Geschiedenis[bewerken | brontekst bewerken]

Al in de 19e eeuw besloten diverse gemeenten van gereformeerde signatuur een vloekverbod op te nemen in de APV, toen nog Algemene Politieverordening geheten. Dit was een reactie op het uitblijven van nationale wetgeving over het strafbaar stellen van godslastering, waar de in meerderheid liberale politici destijds niets in zagen. De Rijksoverheid vond echter dat het strafbaar stellen van godslastering ook niet de taak van de gemeenten was. Op 3 december 1886 werd daarom bij Koninklijk Besluit de bepaling in de APV van de Friese gemeente Wonseradeel die openbare godslastering verbood, vernietigd wegens strijdigheid met het algemeen belang. Een andere klassieke zaak is het arrest van de Hoge Raad van 14 februari 1922, bekend als "de Wilnisser visser", over een man die het verbod op zondag te vissen uit de APV van de gemeente Wilnis had overtreden.

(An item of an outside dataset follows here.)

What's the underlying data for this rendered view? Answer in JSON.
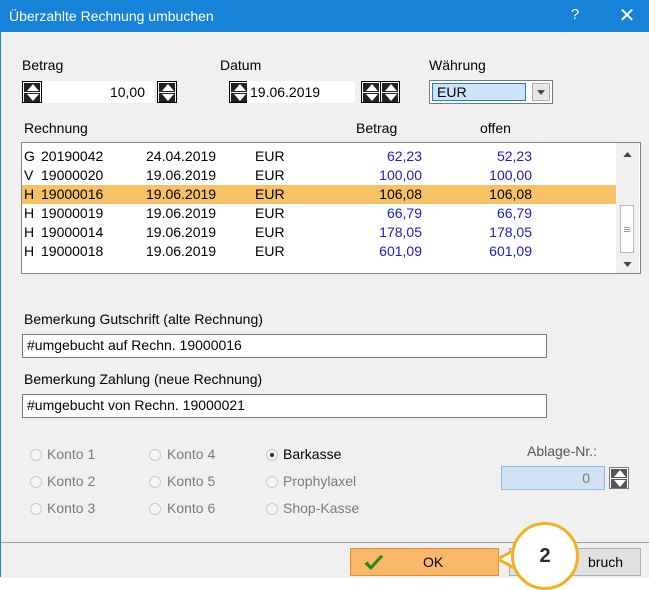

De Hoge Raad verklaarde deze bepaling, die elk vissen op zondag verbood, onverbindend, omdat zij zo ruim was geformuleerd dat zij ook het vissen buiten de openbaarheid verbood en aldus de 'huishouding' (taken en bevoegdheden) van een gemeente oversteeg. Hier was het beginsel van de onsplitsbare wilsverklaring in het geding en niet zozeer de onmogelijkheid om openbaar vissen op zondag te verbieden. Soortgelijke bepalingen werden in andere gemeenten dan ook intact gelaten en in de gemeente Werkendam werd in 1904 zelfs daadwerkelijk iemand veroordeeld op basis van de APV die "misbruik maken van Gods Heiligen Naam" en het "bezigen van Godslasterlijke vloeken" verbood op straffe van een geldboete van 25 gulden.

In de jaren twintig zorgde het algemeen kiesrecht ervoor dat de liberalen hun meerderheid moesten afstaan aan de confessionele partijen. Het inmiddels opnieuw ingevoerde vloekverbod van Wonseradeel bleef hierdoor buiten schot. De christelijke regering zag er geen bezwaar in, omdat het naar haar overtuiging onder handhaving van de openbare zedelijkheid viel, waarvoor de gemeenten wel een regulerende taak hebben. In november 1932 werd smalende godslastering op initiatief van minister Donner van Justitie door het Rijk zelf strafbaar gesteld in het Wetboek van Strafrecht (artikel 147, ook wel de 'Lex Donner' genoemd), naar aanleiding van enkele publicaties van vrijdenkers en communisten die destijds veel ophef veroorzaakten.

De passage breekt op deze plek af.